| 8:03 pm on Mar 16, 2009 (gmt 0)|
Yes it is possible.
You need a rewrite that accepts 'root' URL requests and rewrites them to fetch content from the script in the sub-folder.
The difficult parts will be:
- restricting the rewrite so that it only captures valid URL requests that should be rewritten (i.e. it should not capture requests for robots.txt and such like),
- making sure that links to CSS, JS, and image files still work. If they are 'relative' links then this change on rewrite will 'break' them. They will need to be changed to be root-relative (begins with /) links instead.
| 8:35 pm on Mar 16, 2009 (gmt 0)|
Ok I was wondering why it was going so slow, and the CSS was all messed up. I tried this:
RewriteRule ^(.*)$ /wiki/index.php?title=$1 [L,QSA]
And I got a 500 Internal Server error. Then I tried this:
RewriteRule ^(.*)$ wiki/index.php?title=$1 [L,QSA]
Without the front slash in front of wiki, and it worked, however it was slow, and the css was all broken. So it looks like I may need to put the CSS and image files in the root?
Also, how do I do this:
|- restricting the rewrite so that it only captures valid URL requests that should be rewritten (i.e. it should not capture requests for robots.txt and such like), |
| 9:05 pm on Mar 16, 2009 (gmt 0)|
For more information, read this thread from our library [webmasterworld.com].

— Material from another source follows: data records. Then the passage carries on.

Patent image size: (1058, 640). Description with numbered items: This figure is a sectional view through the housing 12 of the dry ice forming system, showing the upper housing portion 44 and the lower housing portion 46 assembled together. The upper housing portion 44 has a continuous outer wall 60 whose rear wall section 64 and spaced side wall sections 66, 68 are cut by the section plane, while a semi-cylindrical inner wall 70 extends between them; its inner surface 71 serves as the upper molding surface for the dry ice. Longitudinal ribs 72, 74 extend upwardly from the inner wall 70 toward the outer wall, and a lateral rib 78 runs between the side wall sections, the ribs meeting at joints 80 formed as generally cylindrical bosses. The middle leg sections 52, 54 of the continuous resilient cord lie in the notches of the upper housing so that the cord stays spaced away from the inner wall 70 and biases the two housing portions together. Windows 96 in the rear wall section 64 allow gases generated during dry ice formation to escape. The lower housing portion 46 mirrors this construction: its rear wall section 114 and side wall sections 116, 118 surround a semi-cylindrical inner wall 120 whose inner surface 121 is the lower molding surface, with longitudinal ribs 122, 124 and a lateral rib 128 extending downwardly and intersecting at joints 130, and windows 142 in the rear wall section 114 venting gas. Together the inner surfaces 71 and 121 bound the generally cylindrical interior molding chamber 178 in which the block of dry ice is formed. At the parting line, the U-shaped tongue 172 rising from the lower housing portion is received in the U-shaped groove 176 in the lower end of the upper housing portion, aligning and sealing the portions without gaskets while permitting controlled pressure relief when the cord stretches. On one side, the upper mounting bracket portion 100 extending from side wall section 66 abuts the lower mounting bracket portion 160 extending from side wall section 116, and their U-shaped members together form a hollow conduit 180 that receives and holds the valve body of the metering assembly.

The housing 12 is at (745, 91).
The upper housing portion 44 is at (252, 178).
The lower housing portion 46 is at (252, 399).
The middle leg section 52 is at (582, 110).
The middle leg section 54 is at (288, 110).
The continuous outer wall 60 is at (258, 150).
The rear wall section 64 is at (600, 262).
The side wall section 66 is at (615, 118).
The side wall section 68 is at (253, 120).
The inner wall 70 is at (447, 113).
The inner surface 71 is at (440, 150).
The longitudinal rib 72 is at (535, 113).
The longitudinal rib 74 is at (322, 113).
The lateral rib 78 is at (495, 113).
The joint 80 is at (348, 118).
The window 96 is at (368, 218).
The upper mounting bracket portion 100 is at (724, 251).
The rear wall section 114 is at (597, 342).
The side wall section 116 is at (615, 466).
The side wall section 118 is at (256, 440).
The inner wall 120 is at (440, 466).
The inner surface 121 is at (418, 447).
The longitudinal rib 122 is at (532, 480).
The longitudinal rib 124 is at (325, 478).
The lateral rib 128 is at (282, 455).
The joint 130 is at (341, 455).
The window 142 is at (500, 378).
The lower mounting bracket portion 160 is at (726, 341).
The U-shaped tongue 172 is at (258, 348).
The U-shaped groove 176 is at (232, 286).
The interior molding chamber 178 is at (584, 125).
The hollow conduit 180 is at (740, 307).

[edited by: jdMorgan at 11:15 pm (utc) on Mar. 16, 2009]
| 12:16 am on Mar 17, 2009 (gmt 0)|
Thanks for the info. I have most of this working now, including the CSS and Image rewrites. However, I still do not understand this statement:
|it should not capture requests for robots.txt |
I don't see why this is a problem?
| 12:50 am on Mar 17, 2009 (gmt 0)|
Does you wiki/index.php script generate a correct robots.txt file for the site? If not, then if you rewrite robots.txt requests to your script, it's a problem.
| 1:15 am on Mar 17, 2009 (gmt 0)|
My robots.txt file is in the root created by me (not in the wiki folder), and I have the robots only blocking the /wiki/ folder. This way, it will only allow my root article pages to be spidered. I have nothing else in the root directory, just robots.txt and /wiki/ This is a subdomain, and its only purpose is to run the wiki.
If this setup is a problem, I still don't see why, despite the warnings you, and Mediawiki give.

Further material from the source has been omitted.